January, '26
the artist archives, 001
The Great Masquerade
This January brought the annual panic of the new year to my doorstop, that feeling that I really ought to ‘rebrand my life’ & wake up at 4:30 every morning & subsist on a nature defying low calorie/high protein regime & somehow find fulfillment in unyielding productivity. The winter months naturally beckon the soul into reflection on one’s strengths and weaknesses, yet it is so easy to become so obsessed with ‘reinventing yourself’ that you forget who you actually are. Learning, or perhaps accepting, who you are is far more difficult than masquerading as someone you are not. Yet, while you are still pretending and trying to force yourself into routines, relationships, or careers that don’t utilize your infinitely particular gifts, you will never be fulfilled.
I’ve been pondering the issue of self-integrity since a conversation with a friend of mine in the first few days of 2026. I was expounding upon the seemingly infinite ways in which I need to muscle up and change when [redacted] stopped me, insisting there’s a difference between pushing yourself and extinguishing yourself. “We’re called to perfect who we are, that is—who God created,” he said, “so be careful. Your brain may tell you you need to fix something when it’s really a part of how you’re created and just needs tweaking. Perfect who you are, but don’t change yourself completely.”
I wrote it down immediately and stuck it to my wall: Perfect who you are, but don’t change yourself completely. Transform your weaknesses into strengths, continually grow and mature and pursue excellence in all you do, but don’t erase your identity. The first obvious step is to know thyself—beyond mere likes and dislikes.
Socrates knew what he was about when he said that an unexamined life is not worth living, that one of the most noble tasks we can undertake is to truly know and understand ourselves. The problem is, we expect to know right away. We expect it to be one of the easier things to unravel in our lives… but it isn’t. Human beings are never perfect but rather infinitely perfectible, as my high school philosophy teacher once expressed. We are masters of growth, evolution, and adaptation; yet we are constantly changing. The core elements of our personality certainly remain constant, but even so, they develop and shift as we age and pedal through different seasons of our lives. There is something both eternal and transient about who we are.
On A Journey, Eager
In the last few days of January my Christmas break came to a close. I packed my bags once again and boarded a plane to Rome, Italy, to study abroad for the semester with the rest of my sophomore class and other students from a fellow Catholic college. Last week we stood huddled around our professor on the Gianicolo Hill. The hill is named after Janus, the Roman god of beginnings, transitions, and endings. It felt appropriate, gazing out over the Eternal City with so much ahead of us. “You are people on The Way,” Dr. Connell said, stone blue eyes piercing into ours. “You are at the beginning of a journey, and you are students.”
We discussed that the English word “student” comes from the Latin studeo, studere, meaning “to study” or “to be eager.” To be a student on pilgrimage in Rome is to be on a journey, eager. It’s impossible not to have this eagerness—walking through balmy sunshine and palm trees, green parrots swooping and squawking overhead. I have only been in Rome for five days and already it’s beginning to feel like home. Everyday I learn more Italian and have more of a hunger to use it; I like the way the words slide off the tongue and one’s voice involuntarily takes a deep, spicy tone just to say Buongiornio each morning. A map of the city is forming in my mind; the man who owns the flower stand on the way to the coffee bar says, “Buongiornio, carrissima!” when I and a friend walk past in the windy morning.
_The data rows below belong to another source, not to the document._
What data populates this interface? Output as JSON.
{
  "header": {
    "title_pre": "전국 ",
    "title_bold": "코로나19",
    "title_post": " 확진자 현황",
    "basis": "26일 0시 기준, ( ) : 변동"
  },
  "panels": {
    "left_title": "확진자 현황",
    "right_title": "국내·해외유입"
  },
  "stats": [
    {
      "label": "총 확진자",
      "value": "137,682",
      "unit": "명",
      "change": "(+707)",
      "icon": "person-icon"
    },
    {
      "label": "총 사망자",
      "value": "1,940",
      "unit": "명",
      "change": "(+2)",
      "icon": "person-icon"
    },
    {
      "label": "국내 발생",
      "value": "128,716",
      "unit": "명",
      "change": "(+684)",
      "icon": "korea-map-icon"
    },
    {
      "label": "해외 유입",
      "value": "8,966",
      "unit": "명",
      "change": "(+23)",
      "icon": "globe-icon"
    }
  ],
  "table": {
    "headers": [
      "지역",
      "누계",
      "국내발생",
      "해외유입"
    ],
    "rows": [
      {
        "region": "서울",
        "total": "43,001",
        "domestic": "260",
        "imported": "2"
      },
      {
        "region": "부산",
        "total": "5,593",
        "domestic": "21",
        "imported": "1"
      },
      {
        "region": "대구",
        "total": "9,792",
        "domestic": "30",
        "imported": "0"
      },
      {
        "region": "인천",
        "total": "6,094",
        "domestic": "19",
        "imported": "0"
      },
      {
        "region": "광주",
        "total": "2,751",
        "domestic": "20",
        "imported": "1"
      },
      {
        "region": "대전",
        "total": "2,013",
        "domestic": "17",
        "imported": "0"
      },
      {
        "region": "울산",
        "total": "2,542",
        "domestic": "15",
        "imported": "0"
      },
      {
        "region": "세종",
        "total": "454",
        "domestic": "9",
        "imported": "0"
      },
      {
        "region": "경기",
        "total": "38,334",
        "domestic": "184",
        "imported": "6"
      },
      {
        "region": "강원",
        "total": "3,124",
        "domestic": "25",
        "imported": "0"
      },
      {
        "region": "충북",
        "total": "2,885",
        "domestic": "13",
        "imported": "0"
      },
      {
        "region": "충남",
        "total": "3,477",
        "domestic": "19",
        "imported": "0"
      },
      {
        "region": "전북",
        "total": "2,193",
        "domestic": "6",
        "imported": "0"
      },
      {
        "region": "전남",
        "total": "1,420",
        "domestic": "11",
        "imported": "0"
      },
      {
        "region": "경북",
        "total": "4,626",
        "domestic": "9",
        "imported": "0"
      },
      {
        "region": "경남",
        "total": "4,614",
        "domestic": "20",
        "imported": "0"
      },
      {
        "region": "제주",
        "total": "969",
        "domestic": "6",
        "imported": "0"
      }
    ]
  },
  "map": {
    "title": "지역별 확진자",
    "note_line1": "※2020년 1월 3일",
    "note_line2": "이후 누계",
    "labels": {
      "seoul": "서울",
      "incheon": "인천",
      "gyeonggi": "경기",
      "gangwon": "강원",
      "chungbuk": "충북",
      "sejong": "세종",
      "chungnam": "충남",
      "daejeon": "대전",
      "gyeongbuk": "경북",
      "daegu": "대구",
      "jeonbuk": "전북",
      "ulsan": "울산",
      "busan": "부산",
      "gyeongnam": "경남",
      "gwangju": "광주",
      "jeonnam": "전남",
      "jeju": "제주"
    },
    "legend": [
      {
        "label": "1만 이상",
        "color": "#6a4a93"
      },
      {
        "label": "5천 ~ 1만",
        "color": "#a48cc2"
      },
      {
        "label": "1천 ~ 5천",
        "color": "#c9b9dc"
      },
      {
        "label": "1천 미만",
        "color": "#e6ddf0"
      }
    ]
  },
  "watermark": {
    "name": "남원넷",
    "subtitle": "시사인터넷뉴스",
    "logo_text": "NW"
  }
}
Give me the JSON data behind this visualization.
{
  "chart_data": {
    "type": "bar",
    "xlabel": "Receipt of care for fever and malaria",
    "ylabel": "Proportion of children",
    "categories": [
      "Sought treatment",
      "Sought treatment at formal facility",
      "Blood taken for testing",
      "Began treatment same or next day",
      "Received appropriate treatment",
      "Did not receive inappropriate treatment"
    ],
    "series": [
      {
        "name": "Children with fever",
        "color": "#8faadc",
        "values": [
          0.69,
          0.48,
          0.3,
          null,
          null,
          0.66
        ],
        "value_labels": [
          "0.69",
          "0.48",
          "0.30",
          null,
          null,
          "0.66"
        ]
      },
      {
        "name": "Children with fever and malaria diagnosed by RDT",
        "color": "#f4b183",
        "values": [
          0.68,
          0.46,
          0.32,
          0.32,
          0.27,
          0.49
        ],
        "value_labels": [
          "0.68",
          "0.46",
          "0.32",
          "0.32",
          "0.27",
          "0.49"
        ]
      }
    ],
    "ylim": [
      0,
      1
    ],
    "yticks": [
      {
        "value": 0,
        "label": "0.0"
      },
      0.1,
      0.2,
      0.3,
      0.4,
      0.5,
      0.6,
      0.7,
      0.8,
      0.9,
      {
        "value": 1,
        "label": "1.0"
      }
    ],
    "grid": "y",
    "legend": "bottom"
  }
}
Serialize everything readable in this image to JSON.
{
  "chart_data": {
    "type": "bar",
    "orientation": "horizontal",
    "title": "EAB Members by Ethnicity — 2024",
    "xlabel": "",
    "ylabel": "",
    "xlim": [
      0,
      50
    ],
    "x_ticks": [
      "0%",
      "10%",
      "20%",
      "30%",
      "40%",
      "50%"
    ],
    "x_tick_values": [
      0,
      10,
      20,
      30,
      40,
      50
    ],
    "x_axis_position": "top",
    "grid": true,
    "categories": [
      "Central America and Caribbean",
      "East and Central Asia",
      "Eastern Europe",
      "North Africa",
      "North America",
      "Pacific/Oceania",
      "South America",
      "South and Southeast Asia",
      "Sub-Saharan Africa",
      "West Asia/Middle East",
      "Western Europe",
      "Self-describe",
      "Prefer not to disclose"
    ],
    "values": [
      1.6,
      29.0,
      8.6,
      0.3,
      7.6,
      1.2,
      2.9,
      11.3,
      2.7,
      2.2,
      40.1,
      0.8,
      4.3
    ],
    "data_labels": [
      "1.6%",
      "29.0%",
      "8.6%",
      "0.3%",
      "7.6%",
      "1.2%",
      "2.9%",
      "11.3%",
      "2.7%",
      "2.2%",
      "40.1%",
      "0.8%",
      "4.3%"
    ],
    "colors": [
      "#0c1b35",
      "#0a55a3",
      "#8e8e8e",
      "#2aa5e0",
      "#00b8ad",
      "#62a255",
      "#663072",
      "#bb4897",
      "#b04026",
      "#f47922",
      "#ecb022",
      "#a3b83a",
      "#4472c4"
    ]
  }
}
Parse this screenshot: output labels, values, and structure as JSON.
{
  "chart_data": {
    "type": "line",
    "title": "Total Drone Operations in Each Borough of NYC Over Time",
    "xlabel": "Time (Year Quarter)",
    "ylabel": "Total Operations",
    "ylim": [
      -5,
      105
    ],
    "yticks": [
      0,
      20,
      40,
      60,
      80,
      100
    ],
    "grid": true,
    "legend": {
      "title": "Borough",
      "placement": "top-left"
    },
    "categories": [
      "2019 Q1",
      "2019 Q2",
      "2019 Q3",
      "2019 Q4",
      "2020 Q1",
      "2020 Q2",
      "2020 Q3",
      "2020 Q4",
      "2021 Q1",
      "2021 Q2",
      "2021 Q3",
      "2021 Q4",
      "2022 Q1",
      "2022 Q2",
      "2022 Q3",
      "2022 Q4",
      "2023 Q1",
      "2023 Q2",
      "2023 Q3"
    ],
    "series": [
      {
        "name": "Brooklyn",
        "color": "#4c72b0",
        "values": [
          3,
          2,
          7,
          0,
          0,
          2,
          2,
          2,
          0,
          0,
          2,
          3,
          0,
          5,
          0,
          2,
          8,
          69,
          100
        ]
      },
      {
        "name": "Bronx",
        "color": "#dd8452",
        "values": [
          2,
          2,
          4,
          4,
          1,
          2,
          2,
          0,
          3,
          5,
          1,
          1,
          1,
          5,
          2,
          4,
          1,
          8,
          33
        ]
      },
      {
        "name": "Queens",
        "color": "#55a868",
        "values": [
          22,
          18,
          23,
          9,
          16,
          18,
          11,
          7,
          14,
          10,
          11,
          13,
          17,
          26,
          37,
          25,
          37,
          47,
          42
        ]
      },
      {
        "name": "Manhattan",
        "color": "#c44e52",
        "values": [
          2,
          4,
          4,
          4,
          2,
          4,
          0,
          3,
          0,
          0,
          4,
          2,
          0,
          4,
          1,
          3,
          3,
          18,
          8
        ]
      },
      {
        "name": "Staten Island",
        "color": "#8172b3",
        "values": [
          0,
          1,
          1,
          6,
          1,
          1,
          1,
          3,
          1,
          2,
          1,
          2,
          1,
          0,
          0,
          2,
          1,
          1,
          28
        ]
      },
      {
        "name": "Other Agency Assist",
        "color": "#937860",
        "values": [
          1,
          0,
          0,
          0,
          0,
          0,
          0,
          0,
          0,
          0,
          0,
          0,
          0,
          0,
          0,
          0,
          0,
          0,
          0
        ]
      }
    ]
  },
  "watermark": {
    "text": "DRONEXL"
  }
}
Something about a foreign city and language has forced me into myself. I see myself in my awkwardness ordering a cappuccino and cornetto in grammatically distraught Italian, in my first few shots of limoncello, in the long, laughter-dominant conversations around the dinner table with classmates I am seeing with new eyes. Yet, as I wander through the city, getting lost on purpose just to see more of the thousand hidden wonders, I am coming to see that not knowing everything about who I am or where I’m heading isn’t defective. I am a person on The Way, on a journey through Rome and through my life, and I am eager.

+AMDG+



I am a person on The Way
Thank you for the beautiful reminder.
A lovely piece of self-reflection! And the photographs are absolutely stunning.